Thursday, November 17, 2022

Cerebrums and rattles

Animalists think humans are animals. Suppose I am an animalist and I think that I go with my cerebrum in cerebrum-transplant cases. That may seem weird. But suppose we make an equal opportunity claim here: all animals that have cerebra go with their cerebra. If your dog Rover’s cerebrum is transplanted into a robotic body, then the cerebrumless thing is not Rover. Rather, Rover inhabits a robotic body or that body comes to be a part of Rover, depending on views about prostheses. And the same is true for any animal that has a cerebrum.

It initially seems weird to say that some animals can survive reduced to a cerebrum and others cannot. But it’s not that weird when we add that the ones that can’t survive reduced to a cerebrum are animals that don’t have a cerebrum.

The person who thinks survival reduced to a cerebrum is implausible for an animal might, however, say that this is what’s odd about it. An animal reduced to cerebrum lacks internal life support organs (heart, lungs, etc.) It is odd to think that some animals can survive without internal life support and others cannot.

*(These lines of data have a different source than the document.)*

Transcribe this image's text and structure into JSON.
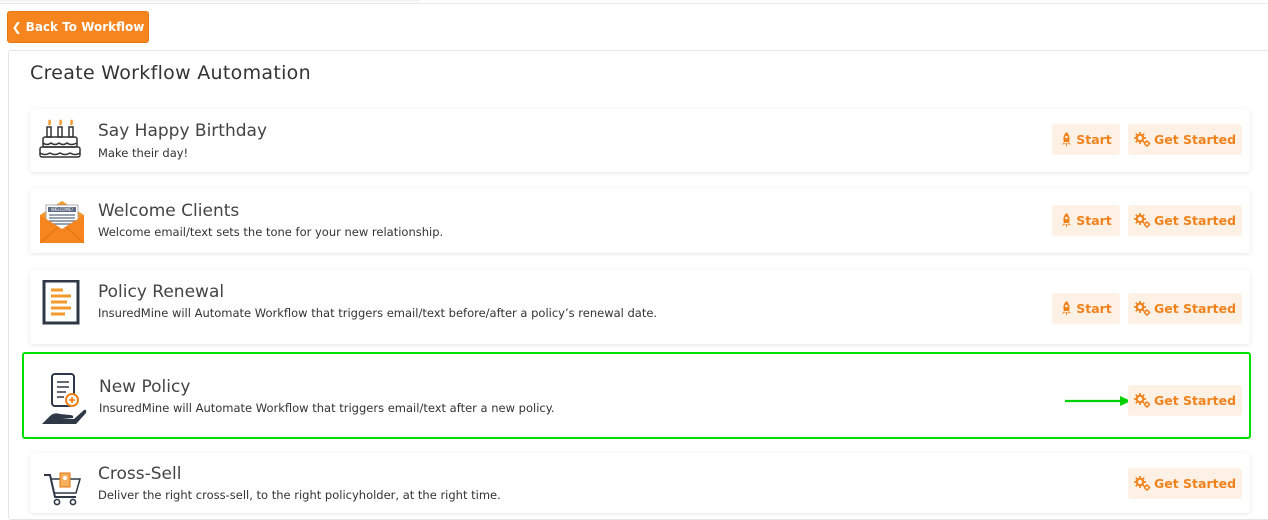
{
  "header": {
    "back_label": "Back To Workflow"
  },
  "page": {
    "title": "Create Workflow Automation"
  },
  "cards": [
    {
      "title": "Say Happy Birthday",
      "desc": "Make their day!",
      "start_label": "Start",
      "get_started_label": "Get Started",
      "icon": "birthday-cake-icon"
    },
    {
      "title": "Welcome Clients",
      "desc": "Welcome email/text sets the tone for your new relationship.",
      "start_label": "Start",
      "get_started_label": "Get Started",
      "icon": "welcome-envelope-icon"
    },
    {
      "title": "Policy Renewal",
      "desc": "InsuredMine will Automate Workflow that triggers email/text before/after a policy’s renewal date.",
      "start_label": "Start",
      "get_started_label": "Get Started",
      "icon": "policy-document-icon"
    },
    {
      "title": "New Policy",
      "desc": "InsuredMine will Automate Workflow that triggers email/text after a new policy.",
      "get_started_label": "Get Started",
      "icon": "new-policy-hand-icon"
    },
    {
      "title": "Cross-Sell",
      "desc": "Deliver the right cross-sell, to the right policyholder, at the right time.",
      "get_started_label": "Get Started",
      "icon": "shopping-cart-icon"
    }
  ],
  "colors": {
    "accent": "#f6851f",
    "button_bg": "#fdf1e6",
    "highlight": "#00e000"
  }
}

But compare this: Some animals can partly exist in spatial locations where they have no living cells, and others cannot. The outer parts of my hairs are parts of me, but there are no living cells there. If my hair is in a room, then I am partly in that room, even if no living cells of mine are in the room. But on the other hand, there are some animals (at least the unicellular ones, but maybe also some soft invertebrates) that can only exist where they have a living cell.

One might object that the spatial case and the temporal case are different, because in the spatial case we are talking of partial presence and in the temporal case of full presence. But a four-dimensionalist will disagree. To exist at a time is to be partly present at that time. So to a four-dimensionalist the analogy is pretty strict.

Finally, compare this. Suppose Snaky a rattlesnake stretched along a line in space. Now suppose we simultaneously annihilate everything in Snaky. Now, “simultaneously” is presumably defined with respect to some reference frame F1. Let z be a point in Snaky’s rattle located just prior (according to F1) to Snaky’s destruction. Then Snaky is partly present at z. But with a bit of thought, we can see that there is another reference frame F2 where the only parts of Snaky simultaneous with z are parts of the rattle: all the non-rattle parts of Snaky have already been annihilated at F2, but the rattle has not. Then in F2 the following is true: there is a time at which Snaky exists but nothing outside of Snaky’s rattle exists. Hence Snaky can exist as just a rattle, albeit for a very, very short period of time.

Hence even a snake can exist without its life-support organs, but only for a short period of time.